Impossible dance moves seen on the streets of New York.
Pitched halfway between excruciating Soviet contortionists and Golden Age break-dancers, with handfuls of influence from ballroom Voguing and Jamaican dancehall, flexing is big in New York.
Dance has always been an important escape, and poor black neighbourhoods in the city have spawned some of the best dance trends – look at the Schmoney Dance. Street dance is showing off and having fun in a way that’s as cheap and easy as simply breaking up a few cardboard boxes and switching on the radio. Flexing has taken dancehall craze, bruk up (named for its legendary Jamaican inventor), and filtered it through the East Coast’s B-boy revival.
While some dancers like Storyboard P have become visible enough to feature in popular culture touchstones like the Flying Lotus’ short film Until The Quiet Comes and the very pages you hold in your hand; it’s still too niche a skill to have kids citywide lining up on street corners like they’re at the Rooftop bringing 1988 back.
Bone Breaking, as some know it, is not a simple thing you can just learn: they’re out here damn near snapping off their arms at the joint – popping balls outta sockets with reckless aplomb – to the beat and to the cheers of their less flexible peers.

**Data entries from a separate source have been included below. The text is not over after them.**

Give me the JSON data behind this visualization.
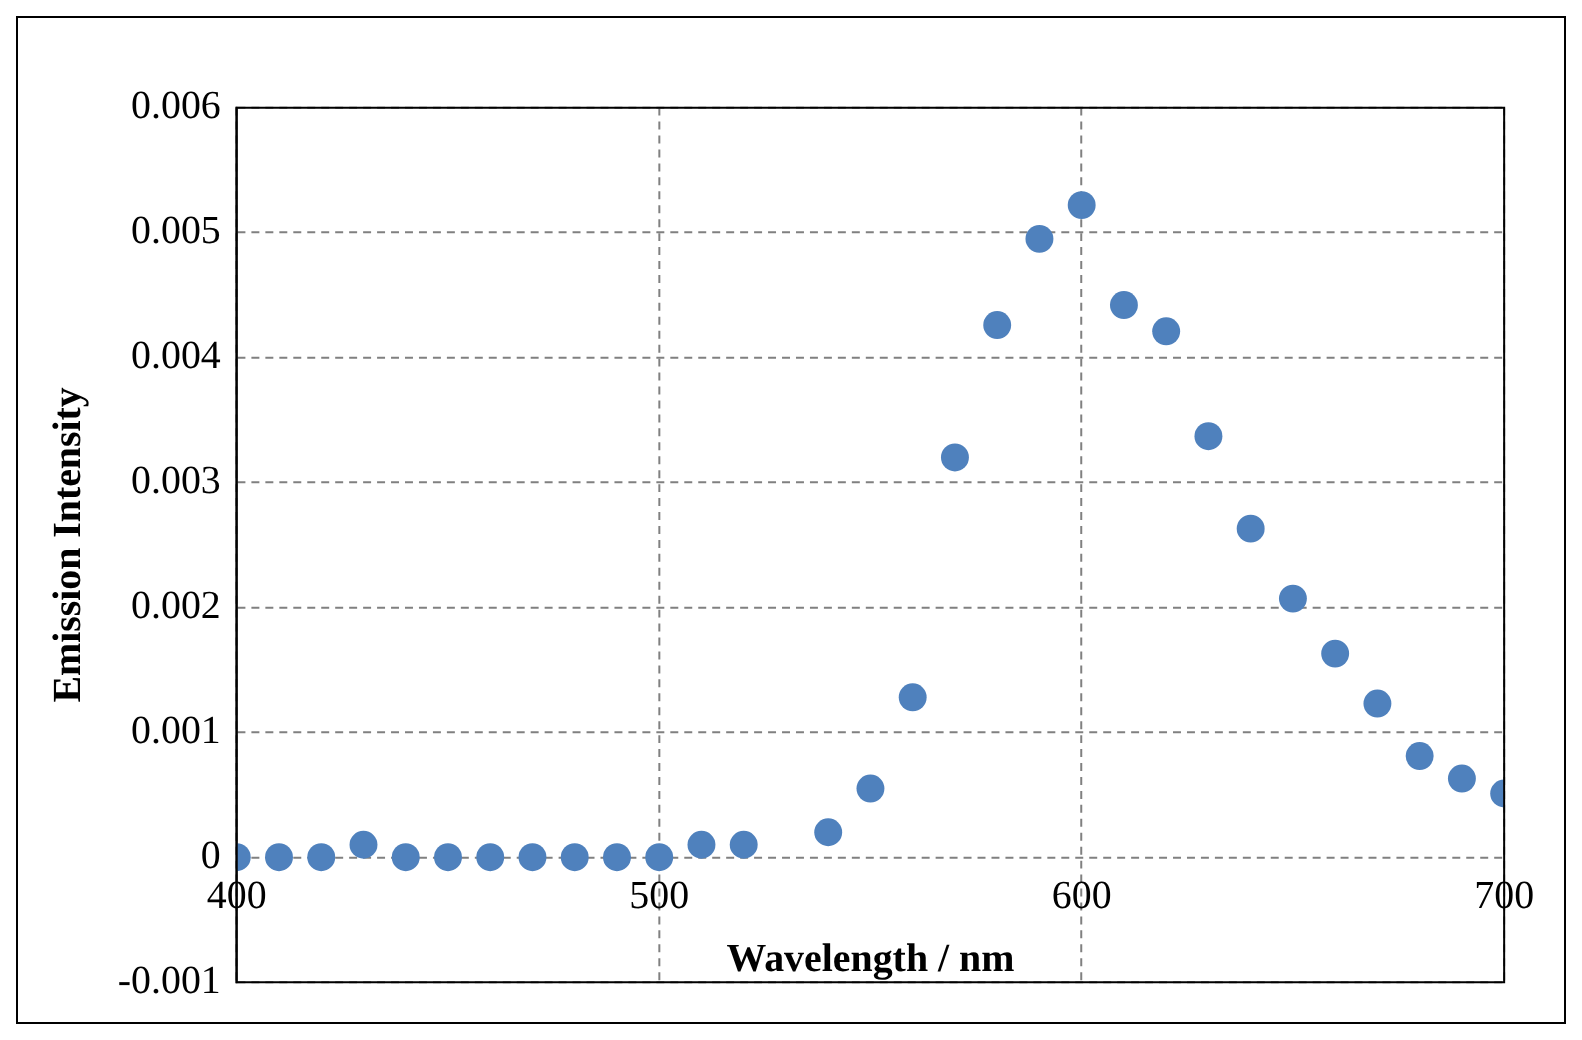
{
  "chart_data": {
    "type": "scatter",
    "xlabel": "Wavelength / nm",
    "ylabel": "Emission Intensity",
    "x": [
      400,
      410,
      420,
      430,
      440,
      450,
      460,
      470,
      480,
      490,
      500,
      510,
      520,
      540,
      550,
      560,
      570,
      580,
      590,
      600,
      610,
      620,
      630,
      640,
      650,
      660,
      670,
      680,
      690,
      700
    ],
    "series": [
      {
        "color": "#4f81bd",
        "values": [
          0,
          0,
          0,
          0.0001,
          0,
          0,
          0,
          0,
          0,
          0,
          0,
          0.0001,
          0.0001,
          0.0002,
          0.00055,
          0.00128,
          0.0032,
          0.00426,
          0.00495,
          0.00522,
          0.00442,
          0.00421,
          0.00337,
          0.00263,
          0.00207,
          0.00163,
          0.00123,
          0.00081,
          0.00063,
          0.00051
        ]
      }
    ],
    "xlim": [
      400,
      700
    ],
    "xticks": [
      400,
      500,
      600,
      700
    ],
    "ylim": [
      -0.001,
      0.006
    ],
    "yticks": [
      {
        "value": -0.001,
        "label": "-0.001"
      },
      0,
      0.001,
      0.002,
      0.003,
      0.004,
      0.005,
      0.006
    ],
    "grid": true,
    "legend": false,
    "marker": "circle"
  }
}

British photographer Paul Vickery saw flexing for the first time in New York’s Union Square, Manhattan’s historic cultural intersection. It couldn’t have been a more perfect location to meet Victor Yellow, the dancer gracing this very feature. “I always scout on the street to see what’s going on,” Paul tells us. “And I spotted him on the first evening I was there. He was just stood doing his own thing, in his own world. I was captivated. I just thought ‘What on earth is he doing?’ It didn’t look human.”